As it happened, right around the time I was starting to design this collection I had a conversation with a friend about popular sewing patterns. We were remembering the old Sugar City Village Frock and how popular it was. (Do you remember that pattern? So cute.) As we talked, I started thinking about shirring and how I don’t use it very much. And since I’m not really a ruffly designer, it made sense to try shirring in a dress design. And since so many of you seem to be interested in smocking, I wanted something that might appeal to the smockers too. More on that later.
We started with the Croquet Dress pattern for this design. Very similar shoulders and front yoke. The back bodice has the same keyhole notch. But then we started making changes: shirring across the front bodice, a waistband to hold all the shirring in place, and gathered sleeves to compliment the shirring.
This dress looks more complicated than it actually is. I feel like I say that a lot. Seriously, don’t let this style intimidate you. It’s a fancy dress, but the shirring is straightforward (if you’ve made ruffles or gathers, you can do shirring; it’s the same thing) and the construction itself is simple. No zippers. It doesn’t even have buttonholes! Just a thread chain for the back button at the keyhole opening. And we walk you through that easily, although I like how Kristin handled her thread chain, too. (And didn’t her version of this pattern turn out beautifully?)
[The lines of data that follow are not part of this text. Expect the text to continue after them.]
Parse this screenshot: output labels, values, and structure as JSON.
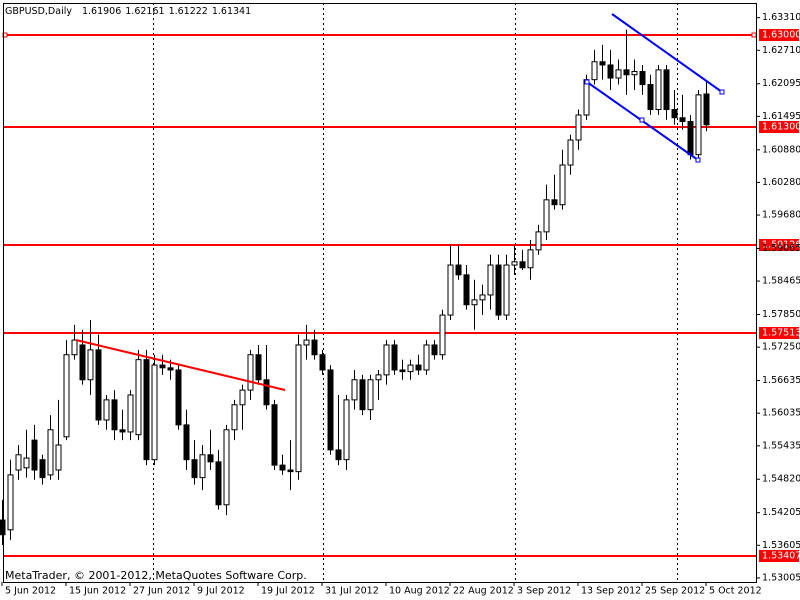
{
  "chart_data": {
    "type": "candlestick",
    "title": "GBPUSD,Daily",
    "footer": "MetaTrader, © 2001-2012, MetaQuotes Software Corp.",
    "categories": [
      "5 Jun 2012",
      null,
      null,
      null,
      null,
      null,
      null,
      null,
      "15 Jun 2012",
      null,
      null,
      null,
      null,
      null,
      null,
      null,
      "27 Jun 2012",
      null,
      null,
      null,
      null,
      null,
      null,
      null,
      "9 Jul 2012",
      null,
      null,
      null,
      null,
      null,
      null,
      null,
      "19 Jul 2012",
      null,
      null,
      null,
      null,
      null,
      null,
      null,
      "31 Jul 2012",
      null,
      null,
      null,
      null,
      null,
      null,
      null,
      "10 Aug 2012",
      null,
      null,
      null,
      null,
      null,
      null,
      null,
      "22 Aug 2012",
      null,
      null,
      null,
      null,
      null,
      null,
      null,
      "3 Sep 2012",
      null,
      null,
      null,
      null,
      null,
      null,
      null,
      "13 Sep 2012",
      null,
      null,
      null,
      null,
      null,
      null,
      null,
      "25 Sep 2012",
      null,
      null,
      null,
      null,
      null,
      null,
      null,
      "5 Oct 2012"
    ],
    "open": [
      1.5407,
      1.5389,
      1.5499,
      1.5503,
      1.5554,
      1.5518,
      1.549,
      1.5499,
      1.556,
      1.5711,
      1.5729,
      1.5665,
      1.572,
      1.5591,
      1.5628,
      1.5573,
      1.5569,
      1.5564,
      1.5702,
      1.5518,
      1.5692,
      1.5687,
      1.5683,
      1.5582,
      1.5518,
      1.5485,
      1.5527,
      1.5514,
      1.5435,
      1.5573,
      1.5619,
      1.5646,
      1.5711,
      1.5665,
      1.5619,
      1.5508,
      1.5499,
      1.5496,
      1.5729,
      1.5738,
      1.5711,
      1.5683,
      1.5536,
      1.5518,
      1.5628,
      1.5665,
      1.561,
      1.5665,
      1.5674,
      1.5729,
      1.5683,
      1.568,
      1.5692,
      1.5683,
      1.5729,
      1.5711,
      1.5784,
      1.5876,
      1.5858,
      1.5803,
      1.5812,
      1.5821,
      1.5876,
      1.5784,
      1.5876,
      1.5882,
      1.5871,
      1.5904,
      1.5937,
      1.5996,
      1.5987,
      1.606,
      1.6106,
      1.6152,
      1.6217,
      1.625,
      1.6244,
      1.622,
      1.6235,
      1.6226,
      1.6232,
      1.6208,
      1.6162,
      1.6235,
      1.6162,
      1.6147,
      1.614,
      1.6079,
      1.61906
    ],
    "high": [
      1.5444,
      1.5518,
      1.5545,
      1.5573,
      1.5582,
      1.5527,
      1.56,
      1.5628,
      1.5738,
      1.5766,
      1.5757,
      1.5775,
      1.5748,
      1.5637,
      1.5646,
      1.561,
      1.5646,
      1.572,
      1.572,
      1.5711,
      1.5711,
      1.5702,
      1.5692,
      1.561,
      1.5554,
      1.5545,
      1.5573,
      1.5536,
      1.5582,
      1.5628,
      1.5656,
      1.572,
      1.5729,
      1.5729,
      1.5628,
      1.5527,
      1.5554,
      1.5748,
      1.5766,
      1.5757,
      1.572,
      1.5692,
      1.5637,
      1.5637,
      1.5683,
      1.5674,
      1.5674,
      1.5683,
      1.5738,
      1.5738,
      1.5702,
      1.5702,
      1.5711,
      1.5738,
      1.5738,
      1.5794,
      1.5913,
      1.5913,
      1.5876,
      1.5849,
      1.584,
      1.5895,
      1.5895,
      1.5895,
      1.5913,
      1.5904,
      1.5922,
      1.595,
      1.6024,
      1.6042,
      1.6088,
      1.6116,
      1.6162,
      1.6226,
      1.6272,
      1.6281,
      1.6272,
      1.6254,
      1.6309,
      1.6254,
      1.6244,
      1.6226,
      1.6244,
      1.6244,
      1.6198,
      1.6189,
      1.6152,
      1.6198,
      1.62161
    ],
    "low": [
      1.5361,
      1.537,
      1.5481,
      1.5485,
      1.5481,
      1.5472,
      1.5481,
      1.5481,
      1.5554,
      1.5702,
      1.5656,
      1.5637,
      1.5582,
      1.5573,
      1.5554,
      1.5554,
      1.5554,
      1.5554,
      1.5508,
      1.5508,
      1.5674,
      1.5665,
      1.5573,
      1.5499,
      1.5472,
      1.5462,
      1.5499,
      1.5426,
      1.5416,
      1.5554,
      1.5573,
      1.5628,
      1.5656,
      1.561,
      1.5499,
      1.549,
      1.5462,
      1.5481,
      1.5702,
      1.5702,
      1.5674,
      1.5527,
      1.5508,
      1.5499,
      1.561,
      1.56,
      1.5591,
      1.5628,
      1.5656,
      1.5674,
      1.5665,
      1.5665,
      1.5674,
      1.5674,
      1.5702,
      1.5702,
      1.5775,
      1.5849,
      1.5794,
      1.5757,
      1.5784,
      1.5794,
      1.5775,
      1.5775,
      1.5858,
      1.5867,
      1.5849,
      1.5895,
      1.5922,
      1.5978,
      1.5978,
      1.6042,
      1.6088,
      1.6143,
      1.6208,
      1.6217,
      1.6198,
      1.6208,
      1.6189,
      1.6198,
      1.6189,
      1.6152,
      1.6152,
      1.6143,
      1.6134,
      1.6125,
      1.607,
      1.607,
      1.61222
    ],
    "close": [
      1.538,
      1.549,
      1.5527,
      1.5521,
      1.5499,
      1.5485,
      1.5573,
      1.5545,
      1.5711,
      1.5738,
      1.5665,
      1.572,
      1.5591,
      1.5628,
      1.5573,
      1.5569,
      1.5637,
      1.5702,
      1.5518,
      1.5692,
      1.5687,
      1.5683,
      1.5582,
      1.5518,
      1.5485,
      1.5527,
      1.5514,
      1.5435,
      1.5573,
      1.5619,
      1.5646,
      1.5711,
      1.5665,
      1.5619,
      1.5508,
      1.5499,
      1.5496,
      1.5729,
      1.5738,
      1.5711,
      1.5683,
      1.5536,
      1.5518,
      1.5628,
      1.5665,
      1.561,
      1.5665,
      1.5674,
      1.5729,
      1.5683,
      1.568,
      1.5692,
      1.5683,
      1.5729,
      1.5711,
      1.5784,
      1.5876,
      1.5858,
      1.5803,
      1.5812,
      1.5821,
      1.5876,
      1.5784,
      1.5876,
      1.5882,
      1.5871,
      1.5904,
      1.5937,
      1.5996,
      1.5987,
      1.606,
      1.6106,
      1.6152,
      1.6217,
      1.625,
      1.6244,
      1.622,
      1.6235,
      1.6226,
      1.6232,
      1.6208,
      1.6162,
      1.6235,
      1.6162,
      1.6147,
      1.614,
      1.6079,
      1.6189,
      1.61341
    ],
    "up_color": "#ffffff",
    "down_color": "#000000",
    "ylim": [
      1.5293,
      1.6358
    ],
    "yticks": [
      {
        "value": 1.6331,
        "label": "1.63310"
      },
      {
        "value": 1.6271,
        "label": "1.62710"
      },
      1.62095,
      1.61495,
      {
        "value": 1.6088,
        "label": "1.60880"
      },
      {
        "value": 1.6028,
        "label": "1.60280"
      },
      {
        "value": 1.5968,
        "label": "1.59680"
      },
      1.59065,
      1.58465,
      {
        "value": 1.5785,
        "label": "1.57850"
      },
      {
        "value": 1.5725,
        "label": "1.57250"
      },
      1.56635,
      1.56035,
      1.55435,
      {
        "value": 1.5482,
        "label": "1.54820"
      },
      1.54205,
      1.53605,
      1.53005
    ],
    "levels": [
      {
        "value": 1.63,
        "label": "1.63000"
      },
      {
        "value": 1.613,
        "label": "1.61300"
      },
      1.59126,
      1.57513,
      1.53407
    ],
    "level_color": "#ff0000"
  }
}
I really wanted to make sure these patterns were available for you as soon as possible, because I’m thinking Easter dresses. You too?
When S saw this dress design, she immediately said it looks like Liesl’s dress in The Sound of Music, which we watch on a regular basis. So maybe that inspired me too, subconsciously? I guess it would make sense. I mean, I’ve always identified with Liesl. But wouldn’t this pattern be beautiful in chiffon, like Liesl’s?